Object: The presence of the apolipoprotein E-epsilon4 (APOE-epsilon4) allele is reported to be associated with poor outcome after traumatic brain injury (TBI). This study was performed to determine if the presence of the APOE-epsilon4 allele influenced outcome in a cohort of black patients with TBI who had homogeneous neuropathological findings.

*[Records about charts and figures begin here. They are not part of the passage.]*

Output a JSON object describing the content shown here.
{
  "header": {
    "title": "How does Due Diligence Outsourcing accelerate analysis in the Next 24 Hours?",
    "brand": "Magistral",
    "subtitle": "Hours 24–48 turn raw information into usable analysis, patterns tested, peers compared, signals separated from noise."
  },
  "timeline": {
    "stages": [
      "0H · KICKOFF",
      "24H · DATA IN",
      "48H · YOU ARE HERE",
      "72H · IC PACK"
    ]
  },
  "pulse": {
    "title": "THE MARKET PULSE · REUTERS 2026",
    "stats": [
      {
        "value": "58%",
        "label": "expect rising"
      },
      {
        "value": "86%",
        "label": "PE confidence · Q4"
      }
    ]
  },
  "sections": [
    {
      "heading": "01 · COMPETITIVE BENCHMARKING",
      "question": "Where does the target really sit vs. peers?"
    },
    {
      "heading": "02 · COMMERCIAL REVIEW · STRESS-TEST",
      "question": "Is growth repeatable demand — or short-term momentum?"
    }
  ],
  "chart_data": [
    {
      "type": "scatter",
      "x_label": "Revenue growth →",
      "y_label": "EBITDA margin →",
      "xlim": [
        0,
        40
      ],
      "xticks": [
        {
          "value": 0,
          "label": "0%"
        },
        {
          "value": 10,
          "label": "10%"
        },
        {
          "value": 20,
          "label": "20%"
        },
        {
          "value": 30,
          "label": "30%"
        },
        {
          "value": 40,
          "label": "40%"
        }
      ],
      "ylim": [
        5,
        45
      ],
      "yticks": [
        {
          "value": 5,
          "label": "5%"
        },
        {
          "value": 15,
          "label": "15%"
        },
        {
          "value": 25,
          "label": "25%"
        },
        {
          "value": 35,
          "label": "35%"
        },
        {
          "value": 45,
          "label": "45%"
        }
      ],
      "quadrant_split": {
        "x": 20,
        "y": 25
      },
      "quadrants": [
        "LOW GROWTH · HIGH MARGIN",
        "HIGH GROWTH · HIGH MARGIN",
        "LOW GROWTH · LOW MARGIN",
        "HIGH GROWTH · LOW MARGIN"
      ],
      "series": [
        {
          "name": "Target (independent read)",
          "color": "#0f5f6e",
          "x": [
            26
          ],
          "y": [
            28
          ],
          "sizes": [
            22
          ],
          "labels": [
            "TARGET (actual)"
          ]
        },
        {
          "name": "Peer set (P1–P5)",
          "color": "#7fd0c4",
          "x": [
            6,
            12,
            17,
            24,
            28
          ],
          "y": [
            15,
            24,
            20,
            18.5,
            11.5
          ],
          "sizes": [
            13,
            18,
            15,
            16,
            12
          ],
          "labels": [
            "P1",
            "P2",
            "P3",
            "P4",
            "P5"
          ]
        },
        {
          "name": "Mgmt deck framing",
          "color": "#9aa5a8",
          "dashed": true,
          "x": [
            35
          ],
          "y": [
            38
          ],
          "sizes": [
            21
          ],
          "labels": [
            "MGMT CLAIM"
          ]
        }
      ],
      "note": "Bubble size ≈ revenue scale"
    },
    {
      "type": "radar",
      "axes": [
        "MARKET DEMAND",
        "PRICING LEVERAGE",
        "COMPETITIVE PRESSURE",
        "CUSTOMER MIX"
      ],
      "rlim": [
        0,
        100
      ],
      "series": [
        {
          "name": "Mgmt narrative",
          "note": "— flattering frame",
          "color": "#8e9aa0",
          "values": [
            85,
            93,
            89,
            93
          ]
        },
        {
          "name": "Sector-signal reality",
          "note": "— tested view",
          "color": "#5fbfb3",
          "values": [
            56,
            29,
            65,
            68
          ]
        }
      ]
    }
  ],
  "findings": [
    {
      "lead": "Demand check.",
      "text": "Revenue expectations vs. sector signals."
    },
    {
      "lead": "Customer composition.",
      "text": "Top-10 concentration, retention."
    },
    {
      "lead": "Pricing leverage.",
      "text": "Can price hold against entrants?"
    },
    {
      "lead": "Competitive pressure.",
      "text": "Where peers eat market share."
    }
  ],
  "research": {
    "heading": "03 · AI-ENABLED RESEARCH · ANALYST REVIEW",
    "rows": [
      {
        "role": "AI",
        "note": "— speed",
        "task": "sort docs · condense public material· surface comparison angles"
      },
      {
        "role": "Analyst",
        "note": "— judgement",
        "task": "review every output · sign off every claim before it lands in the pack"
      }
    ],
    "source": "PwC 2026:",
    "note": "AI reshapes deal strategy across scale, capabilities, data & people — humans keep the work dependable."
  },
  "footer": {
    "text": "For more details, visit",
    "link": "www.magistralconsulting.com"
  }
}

Methods: Venous blood was collected at the time of admission to determine the APOE genotype in black Zulu-speaking patients who presented with traumatic cerebral contusions. The frequency of the APOE-epsilon4 allele's appearance was correlated with outcome at a minimum of 6 months of follow up. Univariate and multivariate analyses were performed to determine independent risk factors and to control for confounding factors. In 110 black Zulu-speaking patients with traumatic cerebral contusions, genotypes for APOE were analyzed. Eleven of 45 (24.4%) with the APOE-epsilon4 allele experienced a poor outcome, compared with 10 (15.4%) of 65 without this allele (p = 0.34). Both patients with homozygous APOE-epsilon4 alleles experienced a good outcome (Glasgow Outcome Score 5). Univariate and multivariate analysis revealed no significant relationship in patients with the APOE-epsilon4 allele with regard to age, admission Glasgow Comas Scale score, contusion volume, type of neurosurgical management, and outcome. The risk of a poor outcome was, however, greater in patients with the APOE-epsilon4 allele (relative risk 1.59; 95% confidence interval 0.74-3.42).
Conclusions: The authors recorded no relationship between APOE-epsilon4 allele status and outcome after TBI in black patients. Given the high regional susceptibility to the APOE gene, further studies, possibly even community-based investigations and studies conducted in other geographic areas, are probably warranted.